Don’t be timid, President Obama, come out against death penalty

President Obama
Capital punishment is totally a matter of one’s conviction. There is no science to it. George W. Bush’s convictions were well-known. He adhered to a primitive eye-for-an-eye belief that was resistant to reason. As with almost everything -- including the making of war -- if Bush was comfortable with it, he did it.

With Obama, it’s just the opposite. His convictions regarding capital punishment waver. He supports it, but only when the crimes are, as he said last week, like “mass killings, the killings of children.” Still, his statements are so laden with caveats and conditions that it seems fair to say that Obama, as befits his background and education, would not weep if the United States joined most of the world and abolished capital punishment. We keep interesting company -- North Korea, China, Saudi Arabia and some others. This is not our crowd.

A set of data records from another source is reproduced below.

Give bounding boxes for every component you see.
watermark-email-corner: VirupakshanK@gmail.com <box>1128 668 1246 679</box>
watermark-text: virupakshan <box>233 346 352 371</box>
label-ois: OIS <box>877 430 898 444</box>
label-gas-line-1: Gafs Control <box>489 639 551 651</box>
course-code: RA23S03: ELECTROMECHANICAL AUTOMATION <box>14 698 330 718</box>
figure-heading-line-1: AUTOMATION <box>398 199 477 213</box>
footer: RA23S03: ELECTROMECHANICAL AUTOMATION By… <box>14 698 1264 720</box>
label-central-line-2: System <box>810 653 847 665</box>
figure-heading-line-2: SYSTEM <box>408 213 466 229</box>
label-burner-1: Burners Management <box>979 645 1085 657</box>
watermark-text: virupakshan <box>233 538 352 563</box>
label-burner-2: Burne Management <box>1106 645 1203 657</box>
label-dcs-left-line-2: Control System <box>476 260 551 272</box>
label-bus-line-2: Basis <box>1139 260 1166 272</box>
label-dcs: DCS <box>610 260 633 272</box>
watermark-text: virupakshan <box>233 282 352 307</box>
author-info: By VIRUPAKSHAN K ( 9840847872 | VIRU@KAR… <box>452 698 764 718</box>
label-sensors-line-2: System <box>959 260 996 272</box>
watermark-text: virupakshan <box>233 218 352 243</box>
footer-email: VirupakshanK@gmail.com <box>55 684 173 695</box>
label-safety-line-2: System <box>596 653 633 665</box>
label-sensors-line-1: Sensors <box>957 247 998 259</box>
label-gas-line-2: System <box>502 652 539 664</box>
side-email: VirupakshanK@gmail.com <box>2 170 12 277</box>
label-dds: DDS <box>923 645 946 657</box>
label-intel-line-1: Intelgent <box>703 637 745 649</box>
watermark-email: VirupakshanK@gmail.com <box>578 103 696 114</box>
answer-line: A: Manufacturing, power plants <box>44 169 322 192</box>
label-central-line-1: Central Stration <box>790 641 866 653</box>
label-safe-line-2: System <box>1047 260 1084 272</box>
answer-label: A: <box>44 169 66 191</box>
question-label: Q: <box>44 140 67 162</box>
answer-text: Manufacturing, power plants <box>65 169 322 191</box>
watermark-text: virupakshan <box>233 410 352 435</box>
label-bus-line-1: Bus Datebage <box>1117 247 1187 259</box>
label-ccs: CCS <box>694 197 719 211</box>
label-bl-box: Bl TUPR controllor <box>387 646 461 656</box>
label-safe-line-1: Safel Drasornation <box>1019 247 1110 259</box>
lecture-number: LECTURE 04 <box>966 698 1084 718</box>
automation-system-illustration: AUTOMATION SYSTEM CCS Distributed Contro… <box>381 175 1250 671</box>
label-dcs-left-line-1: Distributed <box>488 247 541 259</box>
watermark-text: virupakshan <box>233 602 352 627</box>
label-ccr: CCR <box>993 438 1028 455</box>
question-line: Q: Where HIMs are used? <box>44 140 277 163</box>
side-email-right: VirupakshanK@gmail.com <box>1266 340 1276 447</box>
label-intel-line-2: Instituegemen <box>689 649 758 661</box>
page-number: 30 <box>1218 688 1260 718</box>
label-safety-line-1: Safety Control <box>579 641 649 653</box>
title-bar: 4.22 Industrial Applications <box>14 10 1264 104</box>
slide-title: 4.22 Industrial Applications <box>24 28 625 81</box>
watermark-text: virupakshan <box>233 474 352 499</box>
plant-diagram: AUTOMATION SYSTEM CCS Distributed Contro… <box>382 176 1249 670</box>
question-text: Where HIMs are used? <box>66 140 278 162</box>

Obama’s position may be evolving, as it did with same-sex marriage. First others -- Vice President Biden, for one -- took the lead and then the president scampered to catch up. At times the president is timorous when polls are not at his back. Most Americans -- but a declining number -- still approve of capital punishment. Obama may choose to lead from behind in this matter, too.

Maybe when Holder writes up his policy review, he will point out that using the nature of the crime as a standard for execution will not work. Every murder is horrible. Every widow grieves; every parent forever hugs the empty air. A statute left on the books for egregious crimes will be used for less egregious ones. The standard has to be absolute: The government will not lower itself to the level of the killer. It will not murder.

And maybe, too, Holder will include a paragraph about presidential leadership -- moral suasion -- and how Obama has seldom exercised any. The president doesn’t need a policy review about capital punishment. He just needs the guts to oppose it.